In practical terms, that means using the knowledge graph to sharpen how features are selected in the automated machine learning pipelines Cedars-Sinai is developing—and the implications are significant.

Even in these early stages, the research is surfacing previously overlooked genetic contributors to Alzheimer’s, and pointing to a tantalizing possibility: that common, everyday medications—like Temazepam, typically used to manage insomnia (a frequent symptom of Alzheimer’s), and even Ibuprofen, prescribed for headaches—might be repurposed or re-engineered to treat the disease at its root.

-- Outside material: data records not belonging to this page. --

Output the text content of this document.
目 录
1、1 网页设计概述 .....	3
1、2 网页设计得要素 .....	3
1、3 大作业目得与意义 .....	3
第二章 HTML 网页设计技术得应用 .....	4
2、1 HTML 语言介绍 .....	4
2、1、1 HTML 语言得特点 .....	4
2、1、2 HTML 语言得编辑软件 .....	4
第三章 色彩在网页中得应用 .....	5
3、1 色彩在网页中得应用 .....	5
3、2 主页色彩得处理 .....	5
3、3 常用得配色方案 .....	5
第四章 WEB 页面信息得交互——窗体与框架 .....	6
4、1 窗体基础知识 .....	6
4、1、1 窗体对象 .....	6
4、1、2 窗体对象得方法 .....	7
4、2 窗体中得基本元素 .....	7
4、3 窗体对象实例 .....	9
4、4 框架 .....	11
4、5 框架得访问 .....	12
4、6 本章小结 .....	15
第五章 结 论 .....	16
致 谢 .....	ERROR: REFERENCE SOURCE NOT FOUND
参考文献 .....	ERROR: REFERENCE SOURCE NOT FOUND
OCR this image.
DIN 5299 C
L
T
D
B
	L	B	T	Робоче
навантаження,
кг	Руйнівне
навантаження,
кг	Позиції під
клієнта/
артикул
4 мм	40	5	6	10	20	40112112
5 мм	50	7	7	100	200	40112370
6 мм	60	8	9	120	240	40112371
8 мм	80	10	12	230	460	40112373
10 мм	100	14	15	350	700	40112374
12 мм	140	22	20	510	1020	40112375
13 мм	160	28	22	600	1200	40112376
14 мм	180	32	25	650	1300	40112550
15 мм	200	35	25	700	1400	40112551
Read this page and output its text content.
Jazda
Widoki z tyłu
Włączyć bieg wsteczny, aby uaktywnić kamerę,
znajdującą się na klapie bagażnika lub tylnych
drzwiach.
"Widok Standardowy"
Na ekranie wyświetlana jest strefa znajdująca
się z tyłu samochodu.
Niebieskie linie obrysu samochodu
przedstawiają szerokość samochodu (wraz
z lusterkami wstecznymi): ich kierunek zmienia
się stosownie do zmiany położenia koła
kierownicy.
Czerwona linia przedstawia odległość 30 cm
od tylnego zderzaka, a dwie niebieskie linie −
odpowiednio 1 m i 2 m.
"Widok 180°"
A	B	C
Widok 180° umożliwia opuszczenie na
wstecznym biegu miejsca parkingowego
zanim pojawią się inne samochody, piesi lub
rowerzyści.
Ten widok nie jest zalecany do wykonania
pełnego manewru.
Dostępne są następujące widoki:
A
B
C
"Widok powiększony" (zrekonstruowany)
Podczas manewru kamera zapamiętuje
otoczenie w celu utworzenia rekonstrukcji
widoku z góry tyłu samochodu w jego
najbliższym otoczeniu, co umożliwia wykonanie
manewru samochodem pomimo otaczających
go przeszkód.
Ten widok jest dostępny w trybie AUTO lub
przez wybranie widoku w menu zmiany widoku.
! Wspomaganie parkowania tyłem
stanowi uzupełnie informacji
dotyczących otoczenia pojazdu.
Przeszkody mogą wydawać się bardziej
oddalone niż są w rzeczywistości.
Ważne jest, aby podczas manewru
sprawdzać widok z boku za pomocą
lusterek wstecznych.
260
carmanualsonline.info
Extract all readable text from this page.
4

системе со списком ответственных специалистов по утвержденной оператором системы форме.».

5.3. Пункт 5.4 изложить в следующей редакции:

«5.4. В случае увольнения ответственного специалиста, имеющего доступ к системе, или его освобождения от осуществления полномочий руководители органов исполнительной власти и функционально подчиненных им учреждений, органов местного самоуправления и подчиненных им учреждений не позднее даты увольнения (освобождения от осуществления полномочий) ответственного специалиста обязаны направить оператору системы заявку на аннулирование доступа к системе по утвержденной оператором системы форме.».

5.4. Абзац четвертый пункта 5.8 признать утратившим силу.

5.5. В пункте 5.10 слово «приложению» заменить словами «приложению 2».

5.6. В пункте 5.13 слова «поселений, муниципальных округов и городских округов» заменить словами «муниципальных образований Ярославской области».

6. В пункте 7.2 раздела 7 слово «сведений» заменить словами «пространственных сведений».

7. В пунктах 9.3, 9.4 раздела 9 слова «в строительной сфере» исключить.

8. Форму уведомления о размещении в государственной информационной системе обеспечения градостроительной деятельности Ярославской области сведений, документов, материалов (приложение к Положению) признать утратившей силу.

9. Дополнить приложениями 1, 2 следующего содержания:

For Moore, the significance of this combination of graph, advanced data analysis and AI itself has big implications. “I think we've shown how we can tailor large language models and accurately query a big Alzheimer’s database,” he says, “plus demonstrated how we can use the knowledge in the knowledge graph to inform machine learning to give us new ideas for treating this disease.”

Can graphs get us closer to AI-personalized, optimized medical R&D?

The next frontier is a fully automated machine learning system—again powered by the knowledge graph. Soon, AlzKB users will be able to type prompts like, “Show me the genes tied to this drug and this disease,” or “Create a dataset with only these specific genes,” and let the AI take over. From there, it will run algorithms, highlight the most important features, and provide a clear, interpretable output that a scientist can immediately act on—accelerating real progress in Alzheimer’s research today, not someday.

What’s clear—here and in many other cutting-edge projects—is that developers are increasingly turning to graphs and GraphRAG to tap into the full power of big medical data and AI. This isn’t a vision of the future. It’s happening right now.